Perspectives économiques en Inde : une occasion unique de stimuler la croissance
Les résultats des élections générales en Inde, suivies de près, devraient être bientôt publiés. Dans ce billet sur l’investissement, Rana Gupta, spécialiste des actions indiennes, examine les politiques des deux principaux partis et les occasions économiques qui attendent le nouveau gouvernement. Dans l’ensemble, il croit que le prochain gouvernement pourrait élaborer un programme axé sur la croissance, fondé sur les actuelles réformes structurelles, un ensemble de politiques – qu’il appelle les quatre piliers – qui ont ouvert la voie à la croissance durable en Inde.

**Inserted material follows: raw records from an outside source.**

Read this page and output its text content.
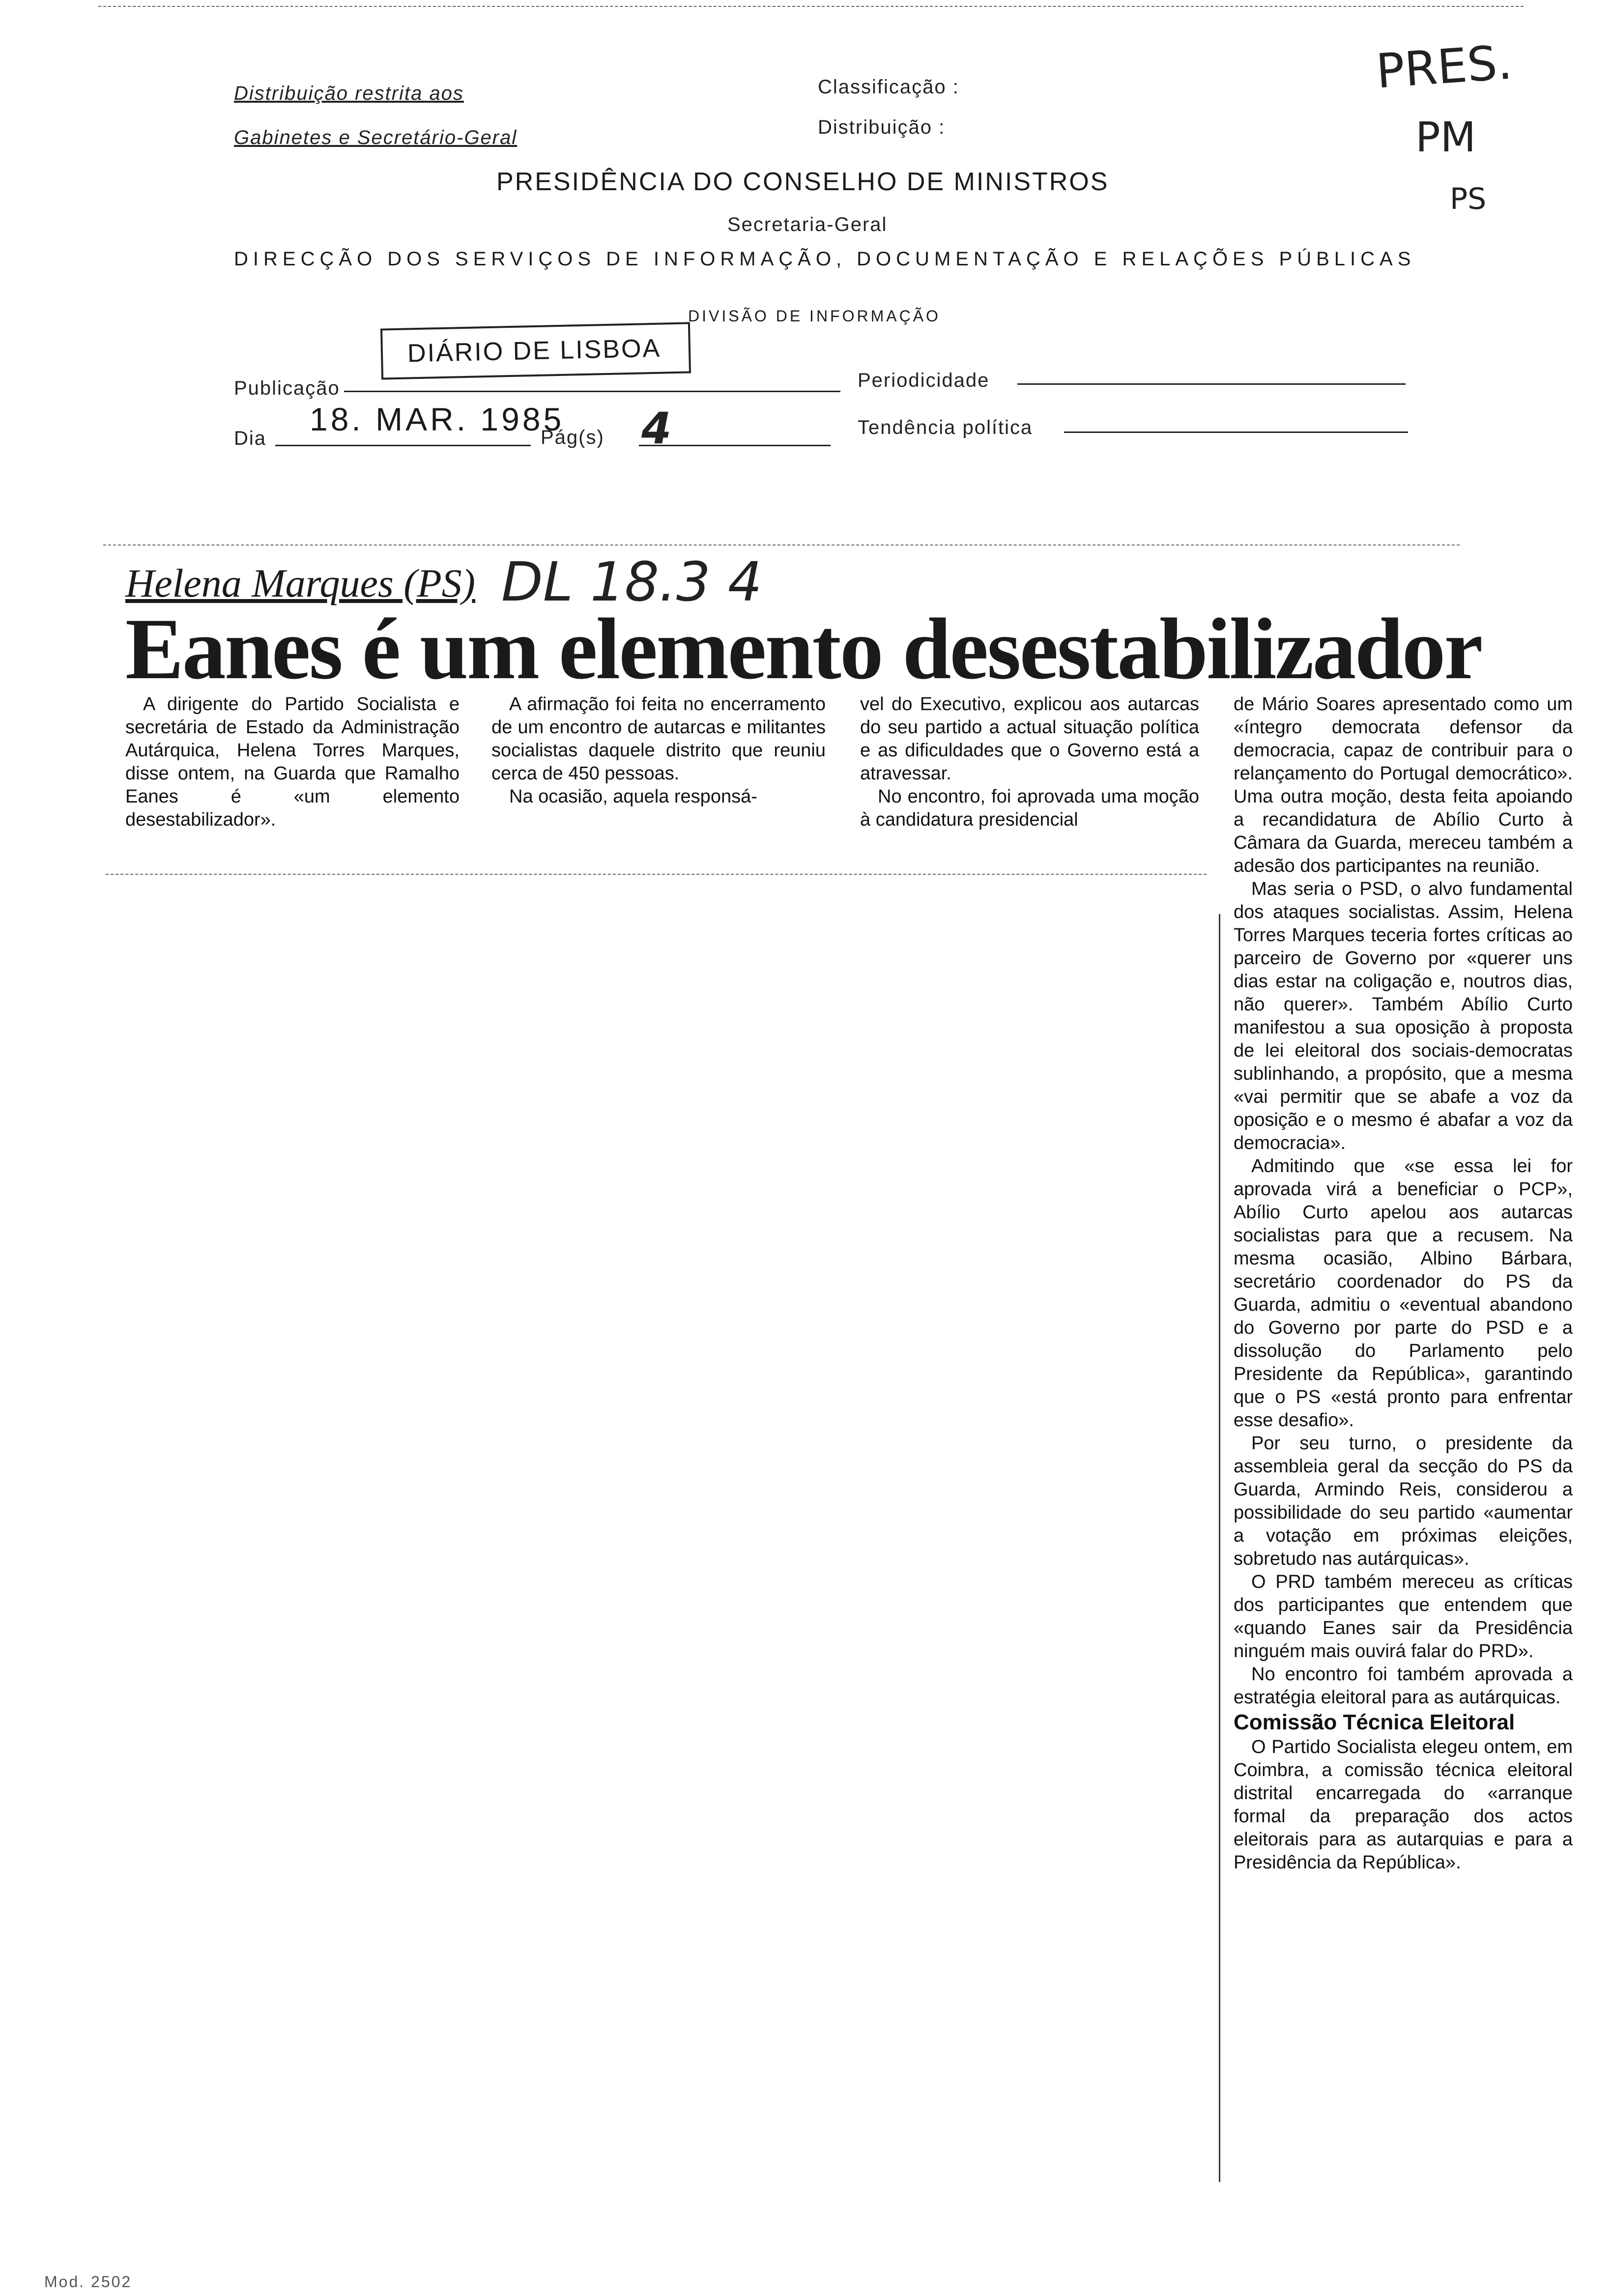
Distribuição restrita aos
Gabinetes e Secretário-Geral
Classificação :
Distribuição :
PRES.
PM
PS
PRESIDÊNCIA DO CONSELHO DE MINISTROS
Secretaria-Geral
DIRECÇÃO DOS SERVIÇOS DE INFORMAÇÃO, DOCUMENTAÇÃO E RELAÇÕES PÚBLICAS
DIVISÃO DE INFORMAÇÃO
DIÁRIO DE LISBOA
Publicação	Periodicidade
Dia
18. MAR. 1985
Pág(s) 4	Tendência política
Helena Marques (PS) DL 18.3 4
Eanes é um elemento desestabilizador

A dirigente do Partido Socialista e secretária de Estado da Administração Autárquica, Helena Torres Marques, disse ontem, na Guarda que Ramalho Eanes é «um elemento desestabilizador».

A afirmação foi feita no encerramento de um encontro de autarcas e militantes socialistas daquele distrito que reuniu cerca de 450 pessoas.

Na ocasião, aquela responsá-

vel do Executivo, explicou aos autarcas do seu partido a actual situação política e as dificuldades que o Governo está a atravessar.

No encontro, foi aprovada uma moção à candidatura presidencial

de Mário Soares apresentado como um «íntegro democrata defensor da democracia, capaz de contribuir para o relançamento do Portugal democrático». Uma outra moção, desta feita apoiando a recandidatura de Abílio Curto à Câmara da Guarda, mereceu também a adesão dos participantes na reunião.

Mas seria o PSD, o alvo fundamental dos ataques socialistas. Assim, Helena Torres Marques teceria fortes críticas ao parceiro de Governo por «querer uns dias estar na coligação e, noutros dias, não querer». Também Abílio Curto manifestou a sua oposição à proposta de lei eleitoral dos sociais-democratas sublinhando, a propósito, que a mesma «vai permitir que se abafe a voz da oposição e o mesmo é abafar a voz da democracia».

Admitindo que «se essa lei for aprovada virá a beneficiar o PCP», Abílio Curto apelou aos autarcas socialistas para que a recusem. Na mesma ocasião, Albino Bárbara, secretário coordenador do PS da Guarda, admitiu o «eventual abandono do Governo por parte do PSD e a dissolução do Parlamento pelo Presidente da República», garantindo que o PS «está pronto para enfrentar esse desafio».

Por seu turno, o presidente da assembleia geral da secção do PS da Guarda, Armindo Reis, considerou a possibilidade do seu partido «aumentar a votação em próximas eleições, sobretudo nas autárquicas».

O PRD também mereceu as críticas dos participantes que entendem que «quando Eanes sair da Presidência ninguém mais ouvirá falar do PRD».

No encontro foi também aprovada a estratégia eleitoral para as autárquicas.

Comissão Técnica Eleitoral

O Partido Socialista elegeu ontem, em Coimbra, a comissão técnica eleitoral distrital encarregada do «arranque formal da preparação dos actos eleitorais para as autarquias e para a Presidência da República».

Mod. 2502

Selon lui, stimuler la croissance, recycler les actifs, attirer des capitaux et générer des revenus seront les principales priorités du nouveau gouvernement.
Les cinq dernières années : établir une fondation solide à long terme
Au cours des cinq dernières années, nous sommes d’avis que les quatre piliers – formalisation, stabilité budgétaire, financiarisation et réformes – ont établi une fondation solide. Collectivement, les politiques ont officialisé la structure économique du pays, élargi l’assiette fiscale et fait grimper le ratio impôts-PIB. Ainsi, le gouvernement a été en mesure d’accroître les investissements publics sans augmenter le déficit budgétaire. De plus, les réformes liées à la résolution des prêts aux entreprises irrécouvrables ont permis d’améliorer la santé du système bancaire. Une économie plus formelle, des dépenses publiques de meilleure qualité soutenues par des recettes et un secteur bancaire privé en meilleure forme ont également contribué à établir la fondation économique du pays.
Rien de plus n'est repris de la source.